1Citibank now disputes that it ever consented to the continuation of the temporary restraining order. Citibank Br. at 11 n. **.
2Article 6.2 of Contract 120 provides, in relevant part: In the event of Force Majeure when the performance of this Contract becomes impossible, the afflicted party must inform in writing to the other party of the occurence [sic] of the said event or events, and also mention in his letter the estimated duration of time during which these circumstances will continue. Then, both parties of this Contract must consult and exchange views with each other to find ways to deal with such events. However, if within three (3) months from the date of requesting for negotiations by either party, a mutually agreeable solution is not found, each party can, on his opinion, cancel the Contract by giving a written notice to the other party. While it did not provide the Iranian government with a written notice of cancellation, Rockwell insists that the contract was terminated by virtue of prolonged force majeure. See Rockwell’s Statement of Claim before Iran-United States Claims Tribunal, A-427, 429. Article 7.4 of Contract 120 states expressly that [i]n the event the Contract is cancelled due to Force Majeure or the Employer cancels the Contract for any reason except the Contractor’s negligence, all Bank Guarantees of good performance of work will be released. If, therefore, Contract 120 was terminated, the bank guarantees would have been released, and no legitimate call could have been made under the letters of credit. Judge Broderick’s October 15, 1982, order found that Contract 120 had, in fact, been cancelled, and thus that the subsequent calls were illegitimate. As noted below, our affirmance of Judge Broderick’s order is based on our conclusion that Rockwell has demonstrated sufficient probability of success on the merits, although not necessarily on the grounds that the guarantees were released when work under the contract stopped.
3The earlier demands were construed by Citibank as not conforming to the requirements of the letters of credit and were rejected.
4The agreement actually comprises two separate declarations, the “Declaration of the Government of the Democratic and Popular Republic of Algeria,” U.S. Dept. of State Bulletin, Vol. 81, Issue 2047 (Feb.1981) (S-100) [hereinafter “Declaration I”] and the “Declaration of the Government of the Democratic and Popular Republic of Algeria Concerning the Settlement of Claims by the Government of the United States of America and the Government of the Islamic Republic of Iran,” U.S. Dept. of State Bulletin, Vol. 81, Issue 2047 (Feb.1981) (S-102) [hereinafter “Declaration II”].
5Declaration II, Article 11 at § 1. Article 8 of Contract 120 provides that: All differences and disputes which may arise between the two parties resulting from interpretation of the Articles of the Contract or the execution of the works which can not be settled in a friendly way, must be settled in accordance with the rules and laws of Iran via referring to the competent Iranian Courts.

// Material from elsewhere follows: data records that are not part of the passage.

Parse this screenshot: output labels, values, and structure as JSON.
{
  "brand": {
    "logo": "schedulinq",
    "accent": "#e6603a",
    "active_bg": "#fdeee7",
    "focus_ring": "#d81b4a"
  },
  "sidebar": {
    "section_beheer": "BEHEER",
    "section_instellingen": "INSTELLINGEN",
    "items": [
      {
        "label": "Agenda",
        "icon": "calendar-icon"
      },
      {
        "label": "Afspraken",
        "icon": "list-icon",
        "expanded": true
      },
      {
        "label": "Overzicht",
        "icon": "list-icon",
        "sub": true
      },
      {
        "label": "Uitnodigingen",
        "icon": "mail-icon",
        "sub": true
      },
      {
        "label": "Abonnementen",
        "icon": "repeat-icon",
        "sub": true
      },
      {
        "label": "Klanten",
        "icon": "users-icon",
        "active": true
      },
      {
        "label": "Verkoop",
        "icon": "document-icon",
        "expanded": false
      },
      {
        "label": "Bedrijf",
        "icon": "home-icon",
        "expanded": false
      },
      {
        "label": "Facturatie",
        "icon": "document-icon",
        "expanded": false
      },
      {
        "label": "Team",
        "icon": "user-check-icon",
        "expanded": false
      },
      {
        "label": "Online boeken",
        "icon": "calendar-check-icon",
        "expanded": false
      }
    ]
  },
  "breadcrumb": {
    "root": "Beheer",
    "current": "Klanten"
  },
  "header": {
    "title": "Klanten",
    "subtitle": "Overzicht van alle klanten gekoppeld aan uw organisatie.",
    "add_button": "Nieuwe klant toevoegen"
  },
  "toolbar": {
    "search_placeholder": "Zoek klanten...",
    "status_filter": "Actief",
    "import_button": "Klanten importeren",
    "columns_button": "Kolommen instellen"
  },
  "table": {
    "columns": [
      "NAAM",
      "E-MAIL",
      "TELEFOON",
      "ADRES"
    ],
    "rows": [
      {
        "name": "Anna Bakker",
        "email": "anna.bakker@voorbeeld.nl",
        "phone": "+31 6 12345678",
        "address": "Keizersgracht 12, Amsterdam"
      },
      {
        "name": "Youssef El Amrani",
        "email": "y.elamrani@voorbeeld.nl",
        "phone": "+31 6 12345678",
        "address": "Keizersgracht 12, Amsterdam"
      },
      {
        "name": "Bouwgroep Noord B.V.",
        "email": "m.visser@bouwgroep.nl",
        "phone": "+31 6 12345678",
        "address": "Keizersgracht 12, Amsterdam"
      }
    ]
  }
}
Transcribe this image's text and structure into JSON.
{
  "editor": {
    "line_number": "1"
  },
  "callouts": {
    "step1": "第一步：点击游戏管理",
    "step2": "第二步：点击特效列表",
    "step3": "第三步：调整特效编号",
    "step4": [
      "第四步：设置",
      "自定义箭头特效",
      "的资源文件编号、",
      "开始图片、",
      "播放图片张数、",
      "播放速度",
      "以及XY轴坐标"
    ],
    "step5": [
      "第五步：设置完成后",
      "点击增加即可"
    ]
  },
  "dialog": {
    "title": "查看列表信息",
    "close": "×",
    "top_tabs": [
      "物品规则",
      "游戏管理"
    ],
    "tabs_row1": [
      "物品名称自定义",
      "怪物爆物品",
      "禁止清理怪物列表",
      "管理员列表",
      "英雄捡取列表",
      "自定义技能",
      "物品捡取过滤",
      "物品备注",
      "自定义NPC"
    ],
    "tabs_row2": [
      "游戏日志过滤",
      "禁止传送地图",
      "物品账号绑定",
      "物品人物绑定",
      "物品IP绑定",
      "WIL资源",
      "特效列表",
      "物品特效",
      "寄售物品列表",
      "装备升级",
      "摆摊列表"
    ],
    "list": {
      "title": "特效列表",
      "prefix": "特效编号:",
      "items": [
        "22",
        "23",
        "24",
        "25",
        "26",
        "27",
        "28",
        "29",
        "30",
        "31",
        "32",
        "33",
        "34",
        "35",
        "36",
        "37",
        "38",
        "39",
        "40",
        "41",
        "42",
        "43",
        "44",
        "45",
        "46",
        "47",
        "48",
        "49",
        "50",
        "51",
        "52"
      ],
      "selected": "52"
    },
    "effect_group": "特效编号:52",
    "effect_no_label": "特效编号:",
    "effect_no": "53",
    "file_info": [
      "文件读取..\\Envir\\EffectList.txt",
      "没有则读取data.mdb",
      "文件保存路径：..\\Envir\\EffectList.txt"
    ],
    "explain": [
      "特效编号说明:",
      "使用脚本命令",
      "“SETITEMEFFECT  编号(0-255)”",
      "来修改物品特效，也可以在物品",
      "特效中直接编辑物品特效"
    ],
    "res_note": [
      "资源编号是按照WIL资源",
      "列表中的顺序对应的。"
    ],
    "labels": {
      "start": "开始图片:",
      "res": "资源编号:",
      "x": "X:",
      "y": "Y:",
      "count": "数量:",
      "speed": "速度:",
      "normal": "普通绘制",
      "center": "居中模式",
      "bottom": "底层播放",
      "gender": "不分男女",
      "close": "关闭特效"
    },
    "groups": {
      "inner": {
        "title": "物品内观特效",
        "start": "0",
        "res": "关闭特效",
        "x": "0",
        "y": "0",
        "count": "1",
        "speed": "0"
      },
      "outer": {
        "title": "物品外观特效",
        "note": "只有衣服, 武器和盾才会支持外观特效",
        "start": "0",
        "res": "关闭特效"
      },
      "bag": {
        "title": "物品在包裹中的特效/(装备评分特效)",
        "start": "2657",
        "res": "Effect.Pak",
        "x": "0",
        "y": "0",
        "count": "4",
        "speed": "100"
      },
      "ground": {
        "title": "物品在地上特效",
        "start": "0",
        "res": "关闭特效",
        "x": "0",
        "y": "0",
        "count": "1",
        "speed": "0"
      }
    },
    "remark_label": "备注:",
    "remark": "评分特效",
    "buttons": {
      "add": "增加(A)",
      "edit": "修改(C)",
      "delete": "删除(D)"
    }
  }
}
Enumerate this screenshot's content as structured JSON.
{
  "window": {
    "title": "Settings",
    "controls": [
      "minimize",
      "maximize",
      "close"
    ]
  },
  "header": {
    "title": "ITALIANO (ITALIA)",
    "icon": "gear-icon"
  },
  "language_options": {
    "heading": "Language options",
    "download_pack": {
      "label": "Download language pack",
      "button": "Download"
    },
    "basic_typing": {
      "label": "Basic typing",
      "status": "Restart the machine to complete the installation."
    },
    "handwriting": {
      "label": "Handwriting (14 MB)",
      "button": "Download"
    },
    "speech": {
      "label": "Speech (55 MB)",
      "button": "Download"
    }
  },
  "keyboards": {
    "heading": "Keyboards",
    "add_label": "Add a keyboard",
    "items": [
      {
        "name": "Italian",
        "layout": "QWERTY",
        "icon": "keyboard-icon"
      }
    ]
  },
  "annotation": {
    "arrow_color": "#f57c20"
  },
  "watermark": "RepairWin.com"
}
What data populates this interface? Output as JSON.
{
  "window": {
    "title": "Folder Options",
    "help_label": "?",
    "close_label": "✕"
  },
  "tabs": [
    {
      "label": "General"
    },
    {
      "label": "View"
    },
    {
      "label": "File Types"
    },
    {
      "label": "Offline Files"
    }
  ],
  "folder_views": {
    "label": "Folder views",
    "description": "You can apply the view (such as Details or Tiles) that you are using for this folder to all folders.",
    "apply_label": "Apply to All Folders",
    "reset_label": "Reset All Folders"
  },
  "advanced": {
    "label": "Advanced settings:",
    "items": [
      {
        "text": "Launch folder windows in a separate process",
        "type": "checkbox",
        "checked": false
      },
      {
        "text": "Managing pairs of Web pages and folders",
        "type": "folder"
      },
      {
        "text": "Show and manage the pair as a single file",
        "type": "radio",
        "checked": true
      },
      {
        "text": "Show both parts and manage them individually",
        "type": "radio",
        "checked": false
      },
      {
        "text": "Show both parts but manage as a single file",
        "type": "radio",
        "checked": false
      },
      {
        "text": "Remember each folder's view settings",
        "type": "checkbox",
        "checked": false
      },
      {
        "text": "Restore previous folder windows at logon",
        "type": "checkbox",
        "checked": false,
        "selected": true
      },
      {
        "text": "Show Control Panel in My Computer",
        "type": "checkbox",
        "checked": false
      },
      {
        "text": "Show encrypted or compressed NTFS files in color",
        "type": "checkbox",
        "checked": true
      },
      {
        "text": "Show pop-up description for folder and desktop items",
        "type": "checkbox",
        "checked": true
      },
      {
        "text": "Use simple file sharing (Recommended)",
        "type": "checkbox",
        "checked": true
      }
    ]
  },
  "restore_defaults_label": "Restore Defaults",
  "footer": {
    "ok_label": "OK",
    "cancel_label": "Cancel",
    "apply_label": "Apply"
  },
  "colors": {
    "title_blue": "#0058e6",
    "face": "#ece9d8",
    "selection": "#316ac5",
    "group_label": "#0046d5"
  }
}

6The Tribunal construed Declaration II to provide for jurisdiction in cases where a forum selection clause did not cover “any,” i.e., all, disputes that might arise. The forum selection clause in Ford Aerospace, case No. 159 at 4, for all intents and purposes identical to the clause quoted above, was viewed as “limited to disputes arising from the interpretation of the contract and the execution of the works.”
7In a memorial filed with the Iran-United States Claim Tribunal on April 18, 1983, the United States noted that Iran had outstanding 230 claims based on standby letters of credit and similar undertakings issued by United States banks. Bank Mellat v. Manufacturers Hanover Trust Co. (Case No. 582) (Iran-United States Claims Tribunal), Memorial of the United States Concerning the Tribunal’s Jurisdiction over Iran’s Standby Letter of Credit Claims (filed Apr, 18, 1983), at 1 n. 1. Of course, there may have been even more calls made than claims filed.